Are You Kidding Me?!?

Let me start with this rant will not be G, PG, or PG-13 rated.



What the Holy Fuck is wrong with people?  What has me up in arms this time?  I found this today:



Yep.  That's right.  A window in your lower lip.  A porthole to your teeth.  A skylight to your gingivitis.  A Pyrex plug in your face...

Did your mother not hug you enough?  Were you not given enough attention in this age of bury-your-head-in-your-smart-phone?  Have you simply lost you fucking mind?  What kind of attention whore does something like this?  Let me tell you two things:  First, that is outright disgusting.  Second, do you have any idea how many restaurants will ban you?

Some people are claiming this is photoshopped.  Nope, it's real.  Yes if your lower lip is pushed upward to insert a clear salad plate, your teeth will indeed look distorted and lower.



Was the tattoo parlor closed?  Did you mom refuse to sign the waiver to fork your tongue?  Did green snot through your nose piercing when you had the flu not gross enough people out?

I simply cannot fathom what goes through your head when you decide to do this or what the purpose is.  What the fuck happened to you as a child that makes you say, "Hmmm, I'm tired of opening my lips to see if something's I need to brush.  It's so much work....  I know!  I'll make it easier for myself!!"

I hope I'm not the first to say this:  You're a fucking moron.  Your parents must be so proud.  Or is your mom looking for the lid to her wrinkle cream?



And what the Hell is this guy doing?  Is that an empty toilet paper roll in his nose?  

He's in a bubble bath.  I have to re-process that.          He's.  In.  A.  Bubble.  Bath.

Are you fucking kidding me?  Seriously?  Is this your profile pic on Match.com?  I just found the definition of "fucktard".  I don't have anything against piercings.  My ears are done twice.  For those that need more, whatever, go for it.  The idea of piercing my tongue makes my fillings spark.  I even thought of doing my belly button once, but then, I never show my waist so what's the point?

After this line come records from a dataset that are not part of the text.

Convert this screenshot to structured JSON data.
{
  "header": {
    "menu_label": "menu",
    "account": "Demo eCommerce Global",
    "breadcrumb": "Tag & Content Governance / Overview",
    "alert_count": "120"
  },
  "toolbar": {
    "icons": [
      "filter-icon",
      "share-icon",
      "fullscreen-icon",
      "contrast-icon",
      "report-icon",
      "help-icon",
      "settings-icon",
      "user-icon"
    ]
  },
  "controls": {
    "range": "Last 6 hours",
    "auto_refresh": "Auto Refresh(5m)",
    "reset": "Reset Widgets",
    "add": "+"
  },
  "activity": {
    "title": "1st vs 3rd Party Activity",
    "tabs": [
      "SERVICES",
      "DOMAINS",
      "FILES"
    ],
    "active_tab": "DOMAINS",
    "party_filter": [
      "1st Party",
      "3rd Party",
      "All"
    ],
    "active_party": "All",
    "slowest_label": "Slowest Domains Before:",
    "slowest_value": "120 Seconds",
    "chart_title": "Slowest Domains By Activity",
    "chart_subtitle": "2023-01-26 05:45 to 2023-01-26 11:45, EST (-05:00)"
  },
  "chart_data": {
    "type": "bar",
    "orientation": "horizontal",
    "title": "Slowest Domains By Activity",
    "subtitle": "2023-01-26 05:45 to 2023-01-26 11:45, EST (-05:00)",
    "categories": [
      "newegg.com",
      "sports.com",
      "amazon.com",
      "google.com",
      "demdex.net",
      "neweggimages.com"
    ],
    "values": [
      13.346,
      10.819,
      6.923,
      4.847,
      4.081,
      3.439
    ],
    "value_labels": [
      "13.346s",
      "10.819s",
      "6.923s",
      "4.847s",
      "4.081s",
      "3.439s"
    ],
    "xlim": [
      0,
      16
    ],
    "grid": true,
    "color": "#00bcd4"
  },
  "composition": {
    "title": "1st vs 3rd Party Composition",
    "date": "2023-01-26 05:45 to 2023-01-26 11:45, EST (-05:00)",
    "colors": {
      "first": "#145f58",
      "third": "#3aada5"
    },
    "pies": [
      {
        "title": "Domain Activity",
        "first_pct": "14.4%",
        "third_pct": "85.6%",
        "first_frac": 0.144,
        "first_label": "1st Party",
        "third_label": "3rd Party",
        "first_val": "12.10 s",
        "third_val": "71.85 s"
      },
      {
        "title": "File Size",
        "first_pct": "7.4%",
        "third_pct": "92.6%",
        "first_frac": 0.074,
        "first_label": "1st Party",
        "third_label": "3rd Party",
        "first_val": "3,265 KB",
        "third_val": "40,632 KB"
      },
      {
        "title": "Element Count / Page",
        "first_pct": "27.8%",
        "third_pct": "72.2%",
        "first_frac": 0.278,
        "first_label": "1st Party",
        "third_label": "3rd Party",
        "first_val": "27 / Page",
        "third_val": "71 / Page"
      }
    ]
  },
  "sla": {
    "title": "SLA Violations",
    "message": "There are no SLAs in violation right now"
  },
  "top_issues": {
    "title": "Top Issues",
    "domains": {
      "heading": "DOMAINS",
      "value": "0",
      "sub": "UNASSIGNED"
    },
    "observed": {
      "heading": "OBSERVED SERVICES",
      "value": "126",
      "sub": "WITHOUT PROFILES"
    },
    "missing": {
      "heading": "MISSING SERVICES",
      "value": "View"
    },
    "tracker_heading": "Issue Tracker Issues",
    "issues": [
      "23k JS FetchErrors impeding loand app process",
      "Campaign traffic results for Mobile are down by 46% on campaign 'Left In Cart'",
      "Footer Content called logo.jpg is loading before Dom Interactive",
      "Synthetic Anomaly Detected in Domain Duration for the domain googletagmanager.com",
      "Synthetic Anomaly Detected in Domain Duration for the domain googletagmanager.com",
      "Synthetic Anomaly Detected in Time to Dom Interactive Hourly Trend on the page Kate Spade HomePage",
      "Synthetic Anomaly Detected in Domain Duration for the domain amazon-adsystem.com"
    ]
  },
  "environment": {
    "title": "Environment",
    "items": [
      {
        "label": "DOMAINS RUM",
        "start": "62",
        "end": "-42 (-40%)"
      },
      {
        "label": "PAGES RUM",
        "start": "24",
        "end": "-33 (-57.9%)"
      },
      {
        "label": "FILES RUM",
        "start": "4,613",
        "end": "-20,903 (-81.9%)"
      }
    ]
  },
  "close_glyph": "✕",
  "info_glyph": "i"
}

I don't have anything against tatoos, I have one.  It's small and it's hidden, but sure, I find them sexy like most people...that is, if they're spelled correctly.

I don't even have a problem with freaks.  I've paid to see them at the fair.

But these fucking idiots need to be rounded up and put inside a very high-walled park where they can be properly gawked at by those who want to look at this sort of shit.  If this is what the world is becoming, someone please shoot me now.

Hey....   You have something in your teeth.